Ancak unuttukları bir şey var: Tarih boyunca hiçbir baskı sonsuza kadar sürmemiştir. Zamanın ruhu, daima özgürlüğü ve adaleti savunanların lehine işlemiştir. Zulüm devam edebilir, ama vicdanı olan insanlar sustukça, daha büyük zulümlerin kapısı açılır.
YAŞANANLARDAN NE ÖĞRENMELİYİZ?
Bugün dünyanın farklı yerlerinde yaşanan bu olaylar bize bir şey öğretiyor: Sessiz kalmak, haksızlığa ortak olmaktır. Küresel çapta insan hakları, özgürlük ve adalet için sesimizi yükseltmek zorundayız.
• Bir sanatçının hapsedilmesine karşı çıkmalıyız, çünkü sanat özgür olursa toplum özgür olur.
• Bir çocuğun umut dolu sözleri bile tehdit sayılıyorsa, baskının geldiği noktayı sorgulamalıyız.
• Gazze’de yaşananları dile getirdiği için hapse atılan bir akademisyenin sesi olmalıyız, çünkü susarsak zulüm daha da pervasız hale gelir.

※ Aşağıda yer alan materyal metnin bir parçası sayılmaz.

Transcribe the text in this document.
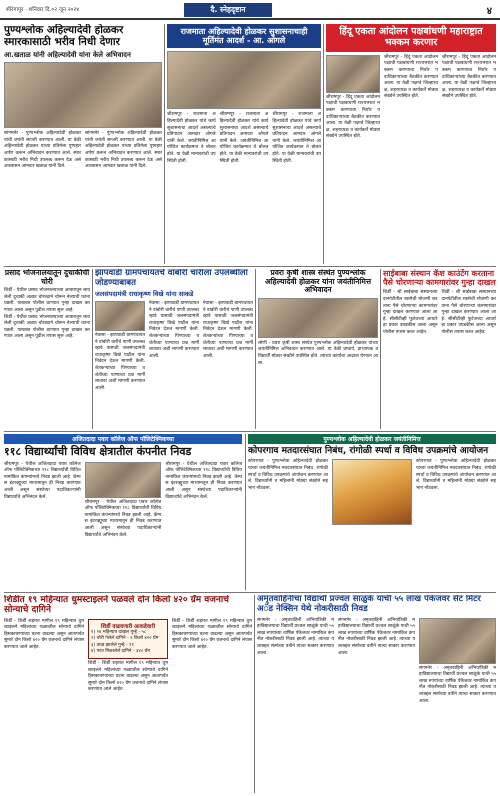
शीरंगापूर · शनिवार दि.०२ जून २०२४	दै. स्नेहदृष्टान	४
पुण्यश्लोक अहिल्यादेवी होळकर स्मारकासाठी भरीव निधी देणार
आ.खताळ यांनी अहिल्यादेवी यांना केले अभिवादन
सांगमनेर - पुण्यश्लोक अहिल्यादेवी होळकर यांची जयंती साजरी करण्यात आली. या वेळी अहिल्यादेवी होळकर यांच्या प्रतिमेला पुष्पहार अर्पण करून अभिवादन करण्यात आले. स्मारकासाठी भरीव निधी उपलब्ध करून देऊ असे आश्वासन आमदार खताळ यांनी दिले.
सांगमनेर - पुण्यश्लोक अहिल्यादेवी होळकर यांची जयंती साजरी करण्यात आली. या वेळी अहिल्यादेवी होळकर यांच्या प्रतिमेला पुष्पहार अर्पण करून अभिवादन करण्यात आले. स्मारकासाठी भरीव निधी उपलब्ध करून देऊ असे आश्वासन आमदार खताळ यांनी दिले.
राजमाता अहिल्यादेवी होळकर सुशासनाचाही मूर्तिमंत आदर्श - आ. ओगले
श्रीरामपूर - राजमाता अहिल्यादेवी होळकर यांचे कार्य सुशासनाचा आदर्श असल्याचे प्रतिपादन आमदार ओगले यांनी केले. जयंतीनिमित्त आयोजित कार्यक्रमात ते बोलत होते. या वेळी मान्यवरांची उपस्थिती होती.
श्रीरामपूर - राजमाता अहिल्यादेवी होळकर यांचे कार्य सुशासनाचा आदर्श असल्याचे प्रतिपादन आमदार ओगले यांनी केले. जयंतीनिमित्त आयोजित कार्यक्रमात ते बोलत होते. या वेळी मान्यवरांची उपस्थिती होती.
श्रीरामपूर - राजमाता अहिल्यादेवी होळकर यांचे कार्य सुशासनाचा आदर्श असल्याचे प्रतिपादन आमदार ओगले यांनी केले. जयंतीनिमित्त आयोजित कार्यक्रमात ते बोलत होते. या वेळी मान्यवरांची उपस्थिती होती.
हिंदू एकता आंदोलन पक्षबांधणी महाराष्ट्रात भक्कम करणार
श्रीरामपूर - हिंदू एकता आंदोलन पक्षाची पक्षबांधणी राज्यभरात भक्कम करण्याचा निर्धार पदाधिकाऱ्यांच्या बैठकीत करण्यात आला. या वेळी पक्षाचे जिल्हाध्यक्ष, शहराध्यक्ष व कार्यकर्ते मोठ्या संख्येने उपस्थित होते.
श्रीरामपूर - हिंदू एकता आंदोलन पक्षाची पक्षबांधणी राज्यभरात भक्कम करण्याचा निर्धार पदाधिकाऱ्यांच्या बैठकीत करण्यात आला. या वेळी पक्षाचे जिल्हाध्यक्ष, शहराध्यक्ष व कार्यकर्ते मोठ्या संख्येने उपस्थित होते.
श्रीरामपूर - हिंदू एकता आंदोलन पक्षाची पक्षबांधणी राज्यभरात भक्कम करण्याचा निर्धार पदाधिकाऱ्यांच्या बैठकीत करण्यात आला. या वेळी पक्षाचे जिल्हाध्यक्ष, शहराध्यक्ष व कार्यकर्ते मोठ्या संख्येने उपस्थित होते.
प्रसाद भोजनालयातून दुचाकीची चोरी
शिर्डी - येथील प्रसाद भोजनालयाच्या आवारातून लावलेली दुचाकी अज्ञात चोरट्याने चोरून नेल्याची घटना घडली. याबाबत पोलीस ठाण्यात गुन्हा दाखल करण्यात आला असून पुढील तपास सुरू आहे.
शिर्डी - येथील प्रसाद भोजनालयाच्या आवारातून लावलेली दुचाकी अज्ञात चोरट्याने चोरून नेल्याची घटना घडली. याबाबत पोलीस ठाण्यात गुन्हा दाखल करण्यात आला असून पुढील तपास सुरू आहे.
झापवाडी ग्रामपंचायतचे वांबोरी चारीला उपलब्धीला जोडण्याबाबत
जलसंपदामंत्री राधाकृष्ण विखे यांना साकडे
नेवासा - झापवाडी ग्रामपंचायतने वांबोरी चारीचे पाणी उपलब्ध व्हावे यासाठी जलसंपदामंत्री राधाकृष्ण विखे पाटील यांना निवेदन देऊन मागणी केली. शेतकऱ्यांच्या पिण्याच्या व शेतीच्या पाण्याचा प्रश्न मार्गी लावावा अशी मागणी करण्यात आली.
नेवासा - झापवाडी ग्रामपंचायतने वांबोरी चारीचे पाणी उपलब्ध व्हावे यासाठी जलसंपदामंत्री राधाकृष्ण विखे पाटील यांना निवेदन देऊन मागणी केली. शेतकऱ्यांच्या पिण्याच्या व शेतीच्या पाण्याचा प्रश्न मार्गी लावावा अशी मागणी करण्यात आली.
नेवासा - झापवाडी ग्रामपंचायतने वांबोरी चारीचे पाणी उपलब्ध व्हावे यासाठी जलसंपदामंत्री राधाकृष्ण विखे पाटील यांना निवेदन देऊन मागणी केली. शेतकऱ्यांच्या पिण्याच्या व शेतीच्या पाण्याचा प्रश्न मार्गी लावावा अशी मागणी करण्यात आली.
प्रवरा कृषी शास्त्र संस्थेत पुण्यश्लोक अहिल्यादेवी होळकर यांना जयंतीनिमित्त अभिवादन
लोणी - प्रवरा कृषी शास्त्र संस्थेत पुण्यश्लोक अहिल्यादेवी होळकर यांच्या जयंतीनिमित्त अभिवादन करण्यात आले. या वेळी प्राचार्य, प्राध्यापक व विद्यार्थी मोठ्या संख्येने उपस्थित होते. त्यांच्या कार्याचा आढावा घेण्यात आला.
साईबाबा संस्थान कॅश काउंटेंग करताना पैसे चोरणाऱ्या कामगारांवर गुन्हा दाखल
शिर्डी - श्री साईबाबा संस्थानच्या दानपेटीतील रकमेची मोजणी करताना पैसे चोरणाऱ्या कामगारांवर गुन्हा दाखल करण्यात आला आहे. सीसीटीव्ही फुटेजच्या आधारे हा प्रकार उघडकीस आला असून पोलीस तपास करत आहेत.
शिर्डी - श्री साईबाबा संस्थानच्या दानपेटीतील रकमेची मोजणी करताना पैसे चोरणाऱ्या कामगारांवर गुन्हा दाखल करण्यात आला आहे. सीसीटीव्ही फुटेजच्या आधारे हा प्रकार उघडकीस आला असून पोलीस तपास करत आहेत.
अजितदादा पवार कॉलेज ऑफ पॉलिटेक्निकच्या
११८ विद्यार्थ्यांची विविध क्षेत्रातील कंपनीत निवड
श्रीरामपूर - येथील अजितदादा पवार कॉलेज ऑफ पॉलिटेक्निकच्या ११८ विद्यार्थ्यांची विविध नामांकित कंपन्यांमध्ये निवड झाली आहे. कॅम्पस इंटरव्ह्यूच्या माध्यमातून ही निवड करण्यात आली असून संस्थेच्या पदाधिकाऱ्यांनी विद्यार्थ्यांचे अभिनंदन केले.
श्रीरामपूर - येथील अजितदादा पवार कॉलेज ऑफ पॉलिटेक्निकच्या ११८ विद्यार्थ्यांची विविध नामांकित कंपन्यांमध्ये निवड झाली आहे. कॅम्पस इंटरव्ह्यूच्या माध्यमातून ही निवड करण्यात आली असून संस्थेच्या पदाधिकाऱ्यांनी विद्यार्थ्यांचे अभिनंदन केले.
श्रीरामपूर - येथील अजितदादा पवार कॉलेज ऑफ पॉलिटेक्निकच्या ११८ विद्यार्थ्यांची विविध नामांकित कंपन्यांमध्ये निवड झाली आहे. कॅम्पस इंटरव्ह्यूच्या माध्यमातून ही निवड करण्यात आली असून संस्थेच्या पदाधिकाऱ्यांनी विद्यार्थ्यांचे अभिनंदन केले.
पुण्यश्लोक अहिल्यादेवी होळकर जयंतीनिमित्त
कोपरगाव मतदारसंघात निबंध, रांगोळी स्पर्धा व विविध उपक्रमांचे आयोजन
कोपरगाव - पुण्यश्लोक अहिल्यादेवी होळकर यांच्या जयंतीनिमित्त मतदारसंघात निबंध, रांगोळी स्पर्धा व विविध उपक्रमांचे आयोजन करण्यात आले. विद्यार्थ्यांनी व महिलांनी मोठ्या संख्येने सहभाग नोंदवला.
कोपरगाव - पुण्यश्लोक अहिल्यादेवी होळकर यांच्या जयंतीनिमित्त मतदारसंघात निबंध, रांगोळी स्पर्धा व विविध उपक्रमांचे आयोजन करण्यात आले. विद्यार्थ्यांनी व महिलांनी मोठ्या संख्येने सहभाग नोंदवला.
शिर्डीत १९ महिन्यात धुमस्टाइलने पळवले दोन किलो ४२० ग्रॅम वजनाचे सोन्याचे दागिने
शिर्डी - शिर्डी शहरात मागील १९ महिन्यात धुमस्टाइलने महिलांच्या गळ्यातील सोन्याचे दागिने हिसकावण्याच्या घटना वाढल्या असून आतापर्यंत सुमारे दोन किलो ४२० ग्रॅम वजनाचे दागिने लंपास करण्यात आले आहेत.
शिर्डी वाढवणारी आकडेवारी
१) २४ महिन्यात दाखल गुन्हे - ५८
२) चोरी गेलेले दागिने - २ किलो ४२० ग्रॅम
३) उघड झालेले गुन्हे - ११
४) परत मिळालेले दागिने - ३४० ग्रॅम
शिर्डी - शिर्डी शहरात मागील १९ महिन्यात धुमस्टाइलने महिलांच्या गळ्यातील सोन्याचे दागिने हिसकावण्याच्या घटना वाढल्या असून आतापर्यंत सुमारे दोन किलो ४२० ग्रॅम वजनाचे दागिने लंपास करण्यात आले आहेत.
शिर्डी - शिर्डी शहरात मागील १९ महिन्यात धुमस्टाइलने महिलांच्या गळ्यातील सोन्याचे दागिने हिसकावण्याच्या घटना वाढल्या असून आतापर्यंत सुमारे दोन किलो ४२० ग्रॅम वजनाचे दागिने लंपास करण्यात आले आहेत.
अमृतवाहिनीचा विद्यार्थी प्रज्वल साळुंके यांची ५५ लाख पॅकेजवर सेंट मिटर अॅड नेक्सिन येथे नोकरीसाठी निवड
संगमनेर - अमृतवाहिनी अभियांत्रिकी महाविद्यालयाचा विद्यार्थी प्रज्वल साळुंके याची ५५ लाख रुपयांच्या वार्षिक पॅकेजवर नामांकित कंपनीत नोकरीसाठी निवड झाली आहे. त्याच्या यशाबद्दल संस्थेच्या वतीने त्याचा सत्कार करण्यात आला.
संगमनेर - अमृतवाहिनी अभियांत्रिकी महाविद्यालयाचा विद्यार्थी प्रज्वल साळुंके याची ५५ लाख रुपयांच्या वार्षिक पॅकेजवर नामांकित कंपनीत नोकरीसाठी निवड झाली आहे. त्याच्या यशाबद्दल संस्थेच्या वतीने त्याचा सत्कार करण्यात आला.
संगमनेर - अमृतवाहिनी अभियांत्रिकी महाविद्यालयाचा विद्यार्थी प्रज्वल साळुंके याची ५५ लाख रुपयांच्या वार्षिक पॅकेजवर नामांकित कंपनीत नोकरीसाठी निवड झाली आहे. त्याच्या यशाबद्दल संस्थेच्या वतीने त्याचा सत्कार करण्यात आला.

Bu yüzden, hangi milletten, hangi dinden, hangi görüşten olursa olsun, haksızlığa uğrayan herkesin yanında olmalıyız. Çünkü adalet bir gün herkese lazım olur. Çünkü bugün bir başkasının başına gelen, yarın bizim başımıza gelebilir. Çünkü özgürlüğün olmadığı yerde, hiçbirimiz gerçekten güvende değiliz.
Otoriter yönetimler kötülükte benzeşirler. Ama unutmayalım ki, insanlık da direnişte birleşebilir. Ve tarih, er ya da geç haklı olanların zaferiyle sonuçlanır.